A coté des personnages mystiques évoluent des personnages réels. A travers le convenu des gestes, la raideur hiératique des attitudes, la monotonie d'une diction chantante en une langue incomprise, l'on devine des scènes de famille : querelles, réconciliations, défaillances, héroïsmes ; des scènes populaires : batailles perdues ou gagnées, morts violentes ; toute la vie publique et privée en un décor si simple qu'il laisse libre carrière à l'imagination du spectateur, avec une audace de réalisme telle, qu'elle dédaigne même de cacher le souffleur derrière un portant.
Le bleu est la couleur des bons, le rouge, celle des méchants. Les uns et les autres luttent et tour à tour triomphent. Ce sont des combats épiques où les coups de makhilas et les invectives s'échangent en mesure au son de la musiquette nationale ; les bleus l’emportent à la fin. Puis, comme au temps des mystères, tous les acteurs reparaissent sur la scène et l’un d'eux dégage la moralité de la pièce. Est-ce tout ? Hélas ! les trois danseurs sataniques ont le dernier mot, ils bondissent et pirouettent, une fois encore, à la satisfaction de la foule qui les condamne par tradition, mais les aime d'instinct.

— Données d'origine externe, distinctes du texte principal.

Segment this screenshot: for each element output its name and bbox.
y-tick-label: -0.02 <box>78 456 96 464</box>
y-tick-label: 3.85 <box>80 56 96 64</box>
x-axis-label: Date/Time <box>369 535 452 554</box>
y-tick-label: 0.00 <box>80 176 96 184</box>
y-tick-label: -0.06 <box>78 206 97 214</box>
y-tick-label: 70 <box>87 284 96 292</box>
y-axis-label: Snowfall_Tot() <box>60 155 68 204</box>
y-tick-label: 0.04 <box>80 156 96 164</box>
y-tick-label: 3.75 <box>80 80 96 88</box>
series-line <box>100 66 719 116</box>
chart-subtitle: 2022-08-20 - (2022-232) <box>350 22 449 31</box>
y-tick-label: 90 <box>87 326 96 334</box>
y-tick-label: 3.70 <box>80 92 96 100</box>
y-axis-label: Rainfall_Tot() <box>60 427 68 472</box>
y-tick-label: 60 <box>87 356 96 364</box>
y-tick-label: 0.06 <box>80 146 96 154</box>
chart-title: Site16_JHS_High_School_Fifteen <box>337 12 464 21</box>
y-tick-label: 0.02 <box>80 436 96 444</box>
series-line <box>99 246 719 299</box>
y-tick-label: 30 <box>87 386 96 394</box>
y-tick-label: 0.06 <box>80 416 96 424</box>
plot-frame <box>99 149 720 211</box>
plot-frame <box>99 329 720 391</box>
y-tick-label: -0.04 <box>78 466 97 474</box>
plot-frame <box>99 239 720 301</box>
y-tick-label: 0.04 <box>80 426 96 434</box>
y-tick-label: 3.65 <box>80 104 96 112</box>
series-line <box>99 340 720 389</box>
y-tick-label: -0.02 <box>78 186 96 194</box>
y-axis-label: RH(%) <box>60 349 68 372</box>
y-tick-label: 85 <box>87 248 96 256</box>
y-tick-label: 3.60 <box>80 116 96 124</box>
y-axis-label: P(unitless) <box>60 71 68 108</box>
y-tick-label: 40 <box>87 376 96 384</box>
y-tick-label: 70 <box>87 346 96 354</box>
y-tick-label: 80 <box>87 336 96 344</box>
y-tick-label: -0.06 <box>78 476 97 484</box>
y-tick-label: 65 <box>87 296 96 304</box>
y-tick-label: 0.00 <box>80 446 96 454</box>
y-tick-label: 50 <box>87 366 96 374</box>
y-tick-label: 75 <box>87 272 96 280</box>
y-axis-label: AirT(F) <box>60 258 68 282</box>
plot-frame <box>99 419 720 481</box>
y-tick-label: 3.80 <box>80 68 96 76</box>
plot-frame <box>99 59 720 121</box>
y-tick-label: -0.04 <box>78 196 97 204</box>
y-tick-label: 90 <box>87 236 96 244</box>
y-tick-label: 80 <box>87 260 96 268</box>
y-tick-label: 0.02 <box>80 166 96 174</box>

C'est ainsi que j’essayai de comprendre le spectacle, me contentant d'une vision confuse et chimérique un peu — peut-être par cela plus séduisante — mais un Basque érudit, qui savait sa Pastorale, me dit : "Le vieillard décoré, tête chenue, barbe fleurie, jambes grêles enfermées dans un pantalon de sous-préfet, collet de velours rejeté sur l’épaule à la mode de la Renaissance, chapeau de général tout empanaché, c’est Abraham. Ce bon garçon, or et bleu, si brillant, c'est Loth ; cet autre. encore enfant, Ismaël. Ceux-ci, vêtus de rouge, avec des couronnes énormes et agressives, sont les rois maudits, les infidèles, les Turcs... Cette brune, auprès d’Abraham, le mouchoir brodé au poing, le pas embarrassé par sa jupe flottante, c’est Sara, tandis que la timide blonde, toujours un peu attardée, est Uxor, la femme de Loth, dont la fin mémorable a de quoi toucher. Voyez ces enfants: lsaac, l’un d'eux, porte sur l’épaule, pendant toute la pièce, le bois du sacrifice, réduit à ce menu fagot qui ne froisse pas trop sa collerette godronnée ; l’autre, candide sous ses mousselines de première communiante, c'est l’ange, le messager du Père éternel. Le vites-vous, ce dernier, en habit bleu comme les bons rois, apparaître à mi-corps au-dessus de la toile du fond et dicter ses volontés au patriarche ? Les trois danseurs sont les démons, Satan, Bulgifer, Beelzebuth, les tentateurs, habiles aux ruses et aux grimaces, qui rôdent autour des bons, leur soufflant le mal et l’insoumission, et qui se précipitent après la bataille sur les morts vêtus de rouge, leur proie pour l'éternité.